Oh, yes, the lack of water... Dentistry without running water is tough enough, but did you know, without water, there are no toilet facilities? Not only the team was without toilets, so were our patients. It led to many comical (if it was not happening to you) and poignant moments, as we had to provide help for sedated children. Praise the Lord for buckets in the office. This is when Dr. Rick received his reward for volunteering to be the Lone Ranger, he had functioning toilets! We cannot stress enough times, we are a blessed nation. As we reminded the doctors, we just knew they would never again complain to their assistant if things were not just right!
In spite of this hurdle, our doctors proceeded as if the situation was normal. At this point, we began to see the depth of commitment God had placed in the hearts of these men and women. And do not forget, these assistants were constantly improvising to meet the needs of their doctors. Theirs is a forgotten job...but not by Treasures. The entire team went forth in joy and love showing compassion to our little charges.
The first day, Gail Showalter was in charge of the hall (aka a bunch of energetic kids). Sounds like a pretty simple job for a teacher. Add to the job, she is the only one speaking English and they are speaking Russian. Gail came with her "Stupid American" note (we always make a note in Russian, with hotel information, in the event a team member is lost) to say, "Next time add 'sit down, stay here, hot, and cold' to the list!" The following days, we had hall translators. Live and learn.
Dr. Sergey's concern was borne out. One child out of the 70+ children had no problems! The decay was so profound, some teeth had rotted below gum level with the skin beginning to grow over the tooth. The doctors said these were 80 year old teeth in 12 year old mouths. Some needs were met with simple fillings, while many others required multiple extractions. Some children had 5 or 6 teeth removed. They knew, on some level, this was the help they had been waiting for. As they readily climbed in the chair, little jaws swollen with abscesses, they were eager for relief. With few exceptions, the children laid there patiently while the doctors did their work.
Our team physician, Dr. Charles Wilson, made "house calls" after the numbness wore off, checking on pain management, to administer antibiotics where needed.
Working at the clinic in Vladimir, Drs. Sam and Gerard had not been able to visit Barskoe. We made a last minute dash to the orphanage. We found ourselves enjoying the fresh snowfall and fall colors, as Vanya came to his new doctor, wanting his sutures removed. Dr. Gerard and Oksana retrieved their instruments and removed them while standing in the wind and cold.
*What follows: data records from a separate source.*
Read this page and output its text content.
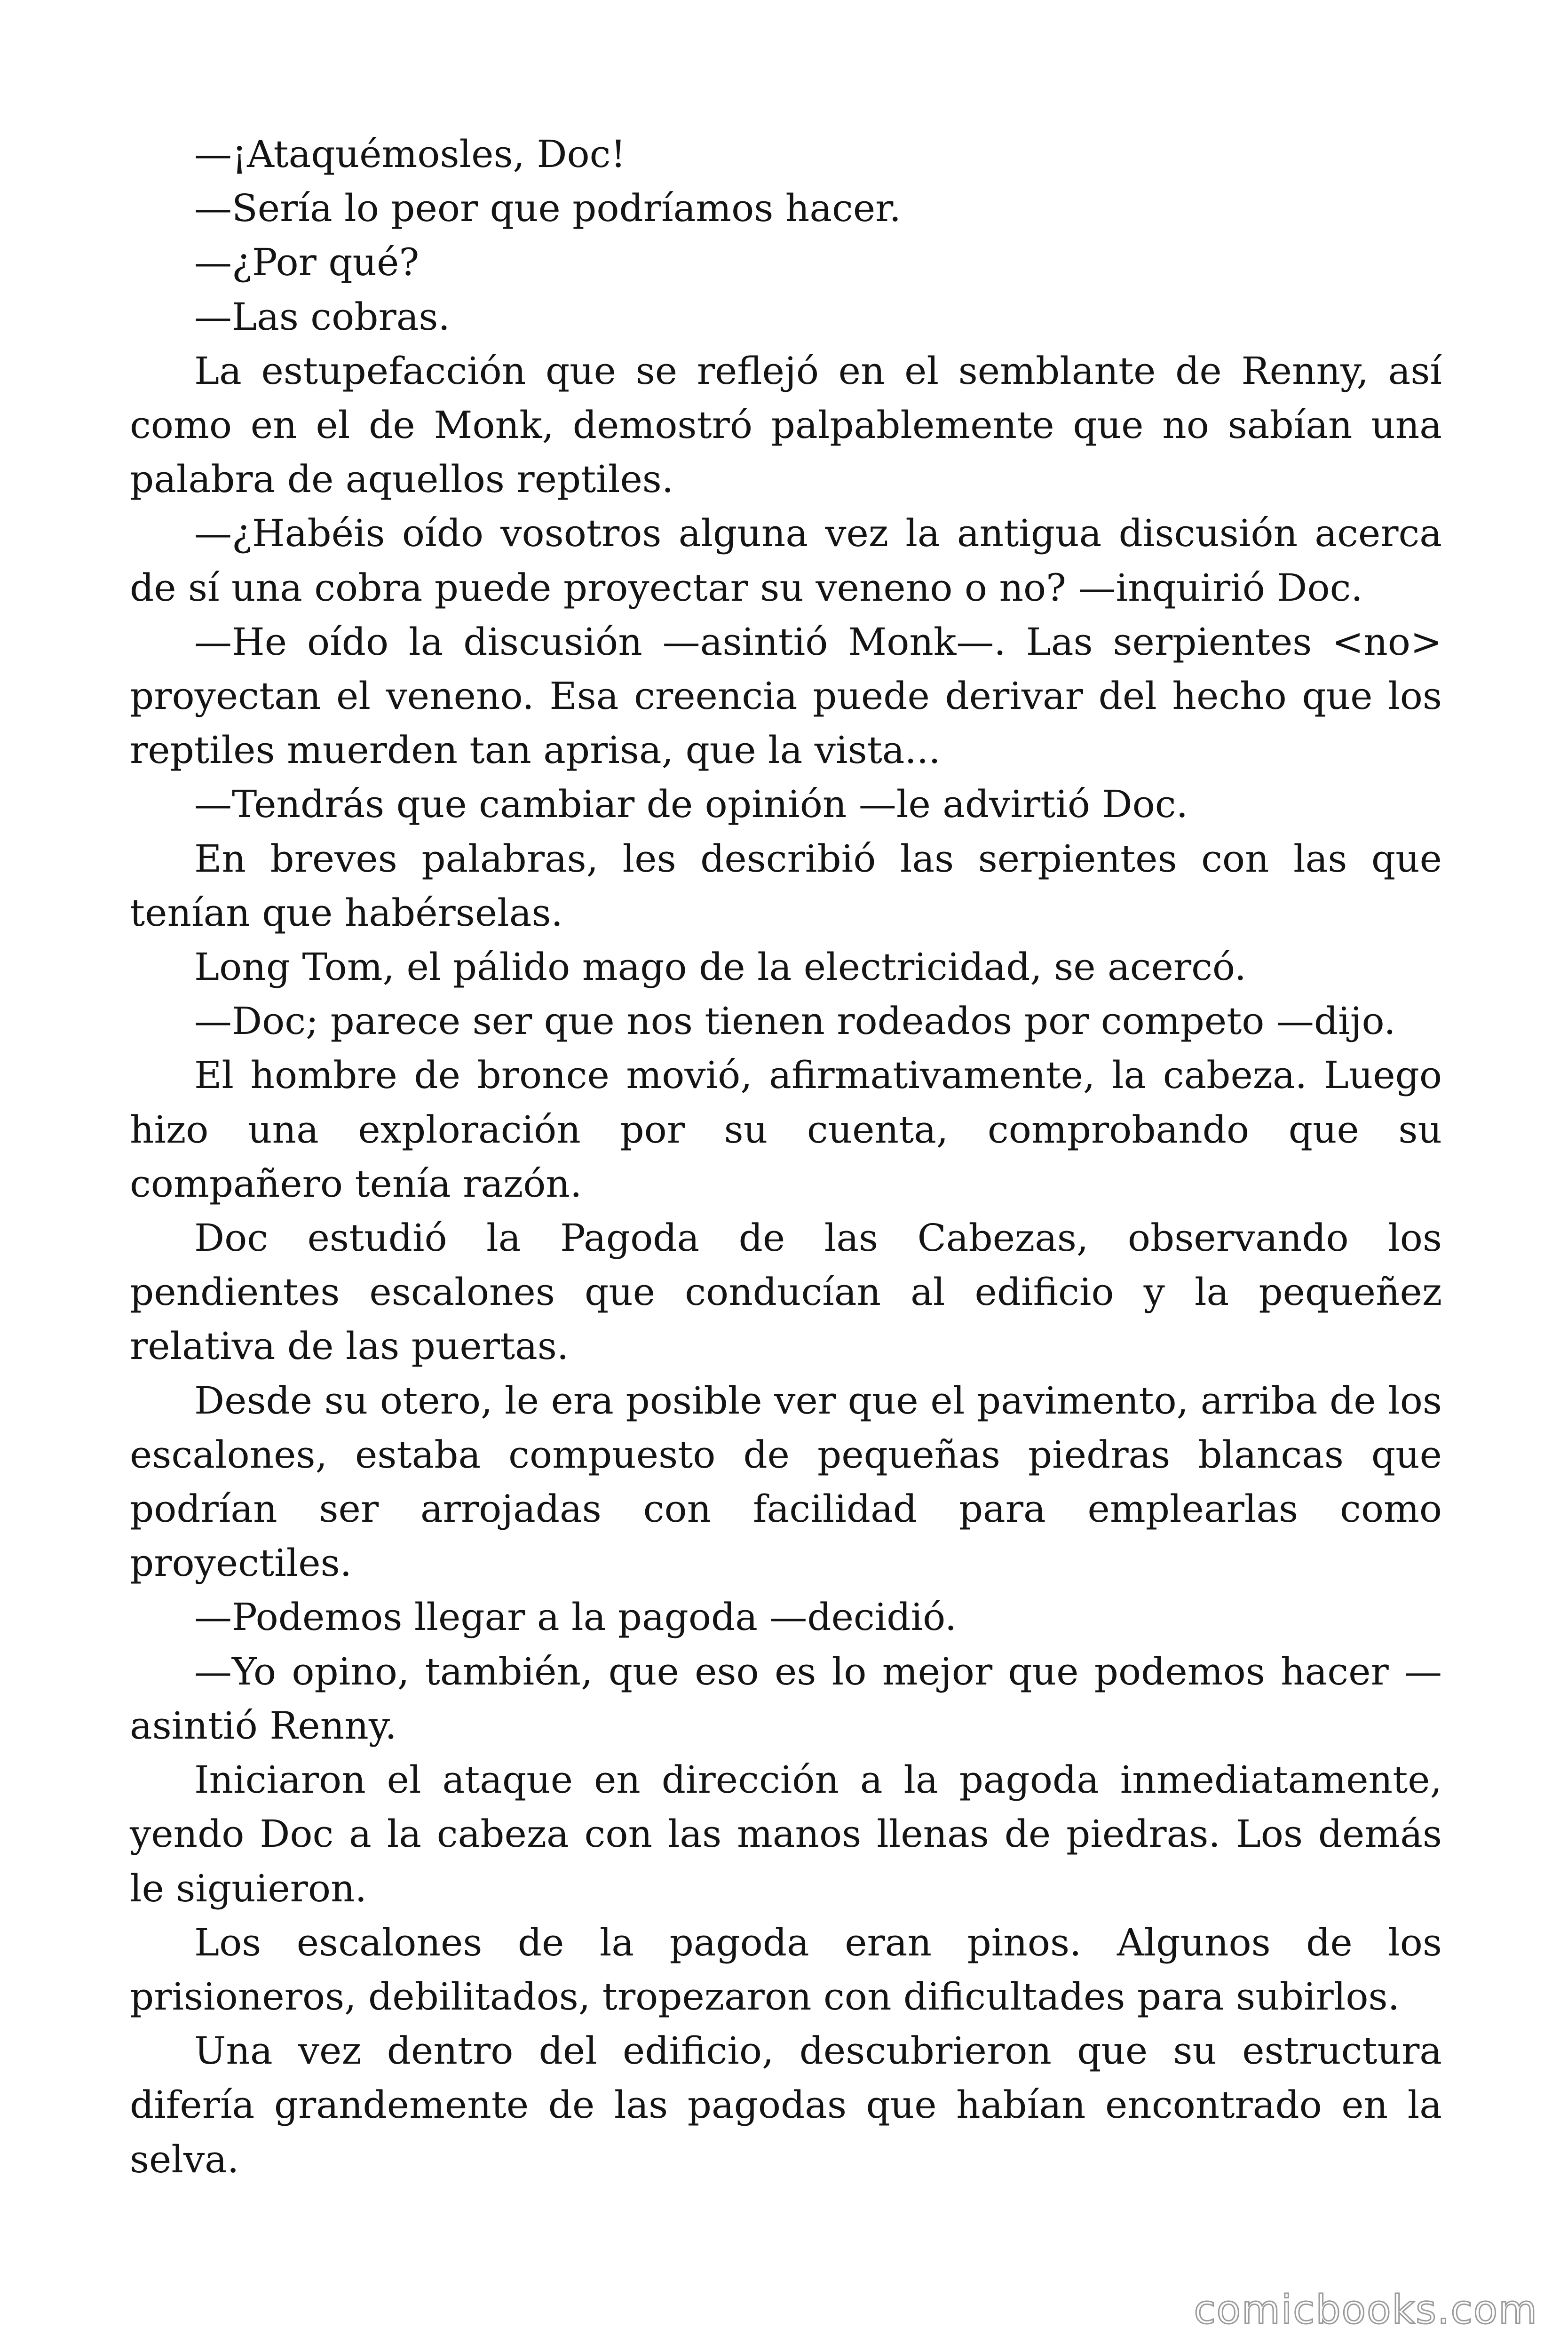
—¡Ataquémosles, Doc!

—Sería lo peor que podríamos hacer.

—¿Por qué?

—Las cobras.

La estupefacción que se reflejó en el semblante de Renny, así como en el de Monk, demostró palpablemente que no sabían una palabra de aquellos reptiles.

—¿Habéis oído vosotros alguna vez la antigua discusión acerca de sí una cobra puede proyectar su veneno o no? —inquirió Doc.

—He oído la discusión —asintió Monk—. Las serpientes <no> proyectan el veneno. Esa creencia puede derivar del hecho que los reptiles muerden tan aprisa, que la vista...

—Tendrás que cambiar de opinión —le advirtió Doc.

En breves palabras, les describió las serpientes con las que tenían que habérselas.

Long Tom, el pálido mago de la electricidad, se acercó.

—Doc; parece ser que nos tienen rodeados por competo —dijo.

El hombre de bronce movió, afirmativamente, la cabeza. Luego hizo una exploración por su cuenta, comprobando que su compañero tenía razón.

Doc estudió la Pagoda de las Cabezas, observando los pendientes escalones que conducían al edificio y la pequeñez relativa de las puertas.

Desde su otero, le era posible ver que el pavimento, arriba de los escalones, estaba compuesto de pequeñas piedras blancas que podrían ser arrojadas con facilidad para emplearlas como proyectiles.

—Podemos llegar a la pagoda —decidió.

—Yo opino, también, que eso es lo mejor que podemos hacer —asintió Renny.

Iniciaron el ataque en dirección a la pagoda inmediatamente, yendo Doc a la cabeza con las manos llenas de piedras. Los demás le siguieron.

Los escalones de la pagoda eran pinos. Algunos de los prisioneros, debilitados, tropezaron con dificultades para subirlos.

Una vez dentro del edificio, descubrieron que su estructura difería grandemente de las pagodas que habían encontrado en la selva.

comicbooks.com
These Texas Power Team Dentists continue to surprise us! The biggest surprise of all...they want to return to Barskoe in 2 years! Praise the Lord!
After much discussion, the conclusion was, potatoes (the mainstay of their diet) are the culprit. Starch from the potatoes turns to sugar when eaten. The teeth and roots are strong, not lacking calcium. The director from the dental clinic said the water from the Klyazma and Nerl Rivers, in the Suzdahl region, may also be a contributing factor. We had already planted an apple orchard this trip, only to find apples are a natural cleaner for teeth.